Maître Pierre-Etienne Bodartavocat de la ville de Lille
Selon les rapports de police, des plaintes auraient été déposées par des riverains. Cependant, aucune n’apparaît dans le dossier. “Et on ne sait pas si l’ensemble des faits évoqués sont vraiment commis par des occupants du camp !”, objecte Maître Julie Aubertin, venue représenter devant le tribunal trois personnes soudanaises qui vivent dans le parc Matisse. “Les personnes que je représente sont loin de l’image qu’on donne aux habitants de ce refuge”, assène l’avocate.
Une possible évacuation sans solution d'hébergement
Bénévole au sein d'une association d’aide aux réfugiés, Camille*, confirme : “ils restent vraiment dans leur campement et laissent les personnes tranquilles…” Elle est venue soutenir deux des occupants, qui assistent à l’audience.

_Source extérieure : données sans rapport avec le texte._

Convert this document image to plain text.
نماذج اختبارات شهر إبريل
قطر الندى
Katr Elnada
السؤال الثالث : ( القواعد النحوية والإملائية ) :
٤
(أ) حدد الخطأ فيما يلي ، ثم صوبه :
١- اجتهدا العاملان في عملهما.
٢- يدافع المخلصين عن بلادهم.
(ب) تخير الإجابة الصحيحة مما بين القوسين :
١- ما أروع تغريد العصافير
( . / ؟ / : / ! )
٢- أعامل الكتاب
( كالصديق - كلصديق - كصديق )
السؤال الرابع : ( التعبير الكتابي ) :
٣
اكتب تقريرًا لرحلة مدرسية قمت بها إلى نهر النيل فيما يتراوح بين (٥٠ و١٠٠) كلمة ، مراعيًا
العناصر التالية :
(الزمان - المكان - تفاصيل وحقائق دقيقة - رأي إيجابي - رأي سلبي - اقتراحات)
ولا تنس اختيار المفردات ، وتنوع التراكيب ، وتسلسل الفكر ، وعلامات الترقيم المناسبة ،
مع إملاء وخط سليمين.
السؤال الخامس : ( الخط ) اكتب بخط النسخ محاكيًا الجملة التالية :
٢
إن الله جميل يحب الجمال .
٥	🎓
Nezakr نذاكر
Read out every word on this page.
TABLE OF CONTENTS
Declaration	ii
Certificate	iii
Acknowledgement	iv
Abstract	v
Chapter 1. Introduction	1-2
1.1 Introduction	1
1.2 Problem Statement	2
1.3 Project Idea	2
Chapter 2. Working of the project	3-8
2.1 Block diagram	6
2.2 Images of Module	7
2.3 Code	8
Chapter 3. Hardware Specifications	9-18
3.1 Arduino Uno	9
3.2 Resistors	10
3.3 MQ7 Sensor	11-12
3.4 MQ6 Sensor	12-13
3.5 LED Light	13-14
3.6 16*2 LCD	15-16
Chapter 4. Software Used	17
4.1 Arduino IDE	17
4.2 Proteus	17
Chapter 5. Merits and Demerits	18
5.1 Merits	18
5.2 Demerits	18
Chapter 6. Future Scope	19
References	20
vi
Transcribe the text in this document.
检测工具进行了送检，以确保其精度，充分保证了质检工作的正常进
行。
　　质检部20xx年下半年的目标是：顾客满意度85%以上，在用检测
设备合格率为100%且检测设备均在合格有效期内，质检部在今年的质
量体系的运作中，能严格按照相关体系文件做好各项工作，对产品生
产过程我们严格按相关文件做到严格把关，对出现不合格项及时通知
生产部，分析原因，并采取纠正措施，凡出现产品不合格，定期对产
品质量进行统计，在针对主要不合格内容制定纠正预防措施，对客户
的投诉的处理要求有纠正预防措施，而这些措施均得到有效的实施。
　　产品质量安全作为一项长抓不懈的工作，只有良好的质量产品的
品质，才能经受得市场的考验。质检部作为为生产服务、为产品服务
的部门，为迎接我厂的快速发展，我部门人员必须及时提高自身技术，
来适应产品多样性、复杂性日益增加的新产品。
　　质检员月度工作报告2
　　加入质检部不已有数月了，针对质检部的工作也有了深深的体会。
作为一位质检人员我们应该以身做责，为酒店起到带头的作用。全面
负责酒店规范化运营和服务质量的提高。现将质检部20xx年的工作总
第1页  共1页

À ses côtés, Mustafa, 31 ans, s’inquiète pour la suite. “Je n’ai pas envie de rester [dans le parc, ndlr], si je pouvais, j’irais ailleurs. Mais en cas d’expulsion, je n’ai nulle part où aller”, explique-t-il en anglais. “Je voudrais un logement… Mais si on ne nous propose pas d’hébergement, on va juste souffrir encore plus en cas d’expulsion.”
Ils restent vraiment dans leur campement et laissent les personnes tranquilles…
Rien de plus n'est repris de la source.